- Karianwala Location within Punjab, Pakistan
- Coordinates: 32°45′05″N 74°16′44″E﻿ / ﻿32.75139°N 74.27889°E
- Country: Pakistan
- Province: Punjab
- District: Gujrat

Government
- • Village Chairman: Asif Zafar Jatt
- Time zone: UTC+1 (PST)

= Karianwala =

Town in Punjab, Pakistan

Karianwala (کڑیانوالہ) is a town of Gujrat Tehsil, in Gujrat District, in the Punjab province, Pakistan. It is situated near Jalalpur Jattan. The people of Karianwala belong to different castes like Mughal, Gujjar, Jatt, Butt, Bhatti, Arain, Tarkhan, Mochi, Wariahs, Shiekhs, Machis, Jogis and other related castes. It is basically an old town that consists of many old buildings and houses.The economy of the town mainly depends upon the business as it is known as biggest market in the surrounding villages like Mallowal, Chalay Shref, Bhangranwala, Majra Peroshah, Hajiwala, Santal, Kot Jeml, Barnala and Tanda, however, as the literacy rate is in rising trend, people are joining other professions as well like the army, police, Banking, educational departments, medicine, etc. Moreover, most of the people of this town love to go abroad currently, there are many people living and working in other developed countries. Most of the people are living in Spain, Italy, England, Greece, France, Norway, Saudi Arabia and UAE etc. people are living very progressive life and its very hard to find a maid in this town. Documents in local archives indicate that it was founded in 1206–1207. It was the site of a battle in 1780 CE.

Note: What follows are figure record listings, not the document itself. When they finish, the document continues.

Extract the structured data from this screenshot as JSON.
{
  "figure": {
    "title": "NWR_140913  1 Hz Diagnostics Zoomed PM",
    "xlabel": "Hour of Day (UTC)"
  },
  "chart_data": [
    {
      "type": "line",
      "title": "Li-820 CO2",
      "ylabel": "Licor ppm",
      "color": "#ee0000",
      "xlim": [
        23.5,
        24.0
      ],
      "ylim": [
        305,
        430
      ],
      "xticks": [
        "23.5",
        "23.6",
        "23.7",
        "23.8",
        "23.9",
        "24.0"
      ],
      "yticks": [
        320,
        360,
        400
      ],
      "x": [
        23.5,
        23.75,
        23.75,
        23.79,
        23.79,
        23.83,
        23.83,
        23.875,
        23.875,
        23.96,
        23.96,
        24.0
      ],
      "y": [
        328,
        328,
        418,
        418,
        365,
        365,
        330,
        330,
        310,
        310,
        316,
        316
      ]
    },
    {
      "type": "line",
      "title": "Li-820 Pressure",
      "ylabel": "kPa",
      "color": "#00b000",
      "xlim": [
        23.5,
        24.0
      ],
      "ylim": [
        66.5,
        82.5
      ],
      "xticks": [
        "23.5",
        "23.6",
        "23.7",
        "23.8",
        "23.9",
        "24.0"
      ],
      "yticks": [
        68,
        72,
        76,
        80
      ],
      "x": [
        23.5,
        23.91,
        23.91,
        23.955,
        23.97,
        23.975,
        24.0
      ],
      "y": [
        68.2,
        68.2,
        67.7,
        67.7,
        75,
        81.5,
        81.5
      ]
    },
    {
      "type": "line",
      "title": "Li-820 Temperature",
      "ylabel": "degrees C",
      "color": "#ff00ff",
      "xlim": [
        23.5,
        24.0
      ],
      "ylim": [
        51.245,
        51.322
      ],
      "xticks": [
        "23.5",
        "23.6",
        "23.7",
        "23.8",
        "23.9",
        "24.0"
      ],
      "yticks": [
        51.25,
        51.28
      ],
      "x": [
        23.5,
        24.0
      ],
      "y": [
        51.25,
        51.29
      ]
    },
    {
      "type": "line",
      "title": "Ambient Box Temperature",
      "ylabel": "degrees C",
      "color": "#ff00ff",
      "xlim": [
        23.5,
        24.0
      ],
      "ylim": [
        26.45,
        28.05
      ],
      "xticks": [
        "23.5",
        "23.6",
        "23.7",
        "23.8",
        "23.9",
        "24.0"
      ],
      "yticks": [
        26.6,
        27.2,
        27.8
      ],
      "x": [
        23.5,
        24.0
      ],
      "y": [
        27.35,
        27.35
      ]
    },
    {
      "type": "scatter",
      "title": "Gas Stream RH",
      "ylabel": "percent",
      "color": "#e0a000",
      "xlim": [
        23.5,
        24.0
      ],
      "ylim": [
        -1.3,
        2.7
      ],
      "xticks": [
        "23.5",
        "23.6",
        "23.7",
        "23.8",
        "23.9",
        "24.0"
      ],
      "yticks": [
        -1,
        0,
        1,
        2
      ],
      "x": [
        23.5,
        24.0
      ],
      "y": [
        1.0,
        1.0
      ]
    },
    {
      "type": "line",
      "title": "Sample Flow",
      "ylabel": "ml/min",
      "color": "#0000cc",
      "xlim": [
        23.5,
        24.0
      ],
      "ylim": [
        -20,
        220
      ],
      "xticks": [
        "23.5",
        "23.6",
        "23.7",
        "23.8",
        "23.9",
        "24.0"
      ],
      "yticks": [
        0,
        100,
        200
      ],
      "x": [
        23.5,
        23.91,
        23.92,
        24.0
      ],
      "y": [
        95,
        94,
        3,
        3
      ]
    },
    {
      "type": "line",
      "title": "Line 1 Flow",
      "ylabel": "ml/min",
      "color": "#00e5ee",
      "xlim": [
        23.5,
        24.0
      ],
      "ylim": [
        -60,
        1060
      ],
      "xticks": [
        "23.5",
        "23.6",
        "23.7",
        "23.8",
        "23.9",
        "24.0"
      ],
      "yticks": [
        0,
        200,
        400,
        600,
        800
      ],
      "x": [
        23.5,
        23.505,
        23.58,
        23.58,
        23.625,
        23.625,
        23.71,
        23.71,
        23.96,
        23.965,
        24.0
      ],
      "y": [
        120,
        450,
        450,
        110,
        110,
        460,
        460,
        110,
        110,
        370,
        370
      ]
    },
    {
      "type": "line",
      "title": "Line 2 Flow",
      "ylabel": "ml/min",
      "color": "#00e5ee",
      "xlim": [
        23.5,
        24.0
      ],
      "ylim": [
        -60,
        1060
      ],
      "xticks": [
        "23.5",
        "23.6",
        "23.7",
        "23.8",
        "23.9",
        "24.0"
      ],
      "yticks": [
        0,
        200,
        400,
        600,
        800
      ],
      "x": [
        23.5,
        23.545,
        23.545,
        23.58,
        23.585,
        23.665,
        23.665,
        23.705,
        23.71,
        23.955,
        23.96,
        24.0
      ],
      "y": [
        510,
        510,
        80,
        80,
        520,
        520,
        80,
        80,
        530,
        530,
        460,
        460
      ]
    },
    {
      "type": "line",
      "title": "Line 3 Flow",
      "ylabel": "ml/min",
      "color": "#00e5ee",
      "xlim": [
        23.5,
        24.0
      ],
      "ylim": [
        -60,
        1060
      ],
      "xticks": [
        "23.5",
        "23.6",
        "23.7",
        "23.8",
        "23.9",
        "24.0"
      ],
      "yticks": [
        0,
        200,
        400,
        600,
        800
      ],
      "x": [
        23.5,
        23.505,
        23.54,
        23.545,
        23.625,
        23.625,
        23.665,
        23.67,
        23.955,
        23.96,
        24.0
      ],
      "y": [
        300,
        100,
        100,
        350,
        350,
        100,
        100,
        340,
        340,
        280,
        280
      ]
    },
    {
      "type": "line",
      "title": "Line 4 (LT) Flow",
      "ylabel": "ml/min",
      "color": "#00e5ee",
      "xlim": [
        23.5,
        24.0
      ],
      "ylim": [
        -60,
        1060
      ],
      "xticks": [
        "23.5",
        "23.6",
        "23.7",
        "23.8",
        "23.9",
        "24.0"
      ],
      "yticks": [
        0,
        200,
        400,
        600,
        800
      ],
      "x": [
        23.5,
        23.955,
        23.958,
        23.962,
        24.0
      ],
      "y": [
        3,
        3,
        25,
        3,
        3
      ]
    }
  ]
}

According to one proposal, the name "Karianwala" is derived from the Punjabi/Urdu word "Kari", which means a "chain". It was reported that in Karianwala, steel chains were produced, so it has been called "Karianwala" which means "a place where chains are produced".and now it is developing by leaps and bounds. It has 9 branches of different banks, a degree college for boys and a government hospital in which great technology equipments are used and have professional and experienced doctors. Now it makes progress by leaps and bounds.

==History==
The precise origin of Karianwala has been a mystery for the local historians; however, there is evidence that a town settlement was built in the years AD 1206–1207, by a slave known as Saiy Satwan, at the direction of Qutbuddin Aibak, a king of northwest India, who was the first Sultan of Delhi and founder of the Ghulam dynasty (Mamluk Sultanate) of India. During the reign of Akbar, Masami Mahbu settled a base under the name "Akbarabad". Later, the descendants of Masami inhabited Karianwala, and they built other towns in the surrounding area.

A fort, known as Islamgarh Fort, had been constructed at Islamgarh, near to Karianwala. During 1828, Mahaja Ranjit Singh built a mint in the area.

==Climate==
This city has moderate climate, which is hot in summer and cold in winter. During peak summer, the day temperature shoots up to 50 °C,

==Education==
There are two specialised government colleges in the city.

The population of the city began to grow quickly at some point in the past century, increasing need for Elementary, Middle, and High Schools. As the government did not (and does not) have a lot of resources to keep up with the demand, some private schools were built along with state schools. Notable schools in the area are 'Al Suffah Model School' 'The Educators' 'Jinnah Public School' and 'Danish International Grammar School & Girls College'.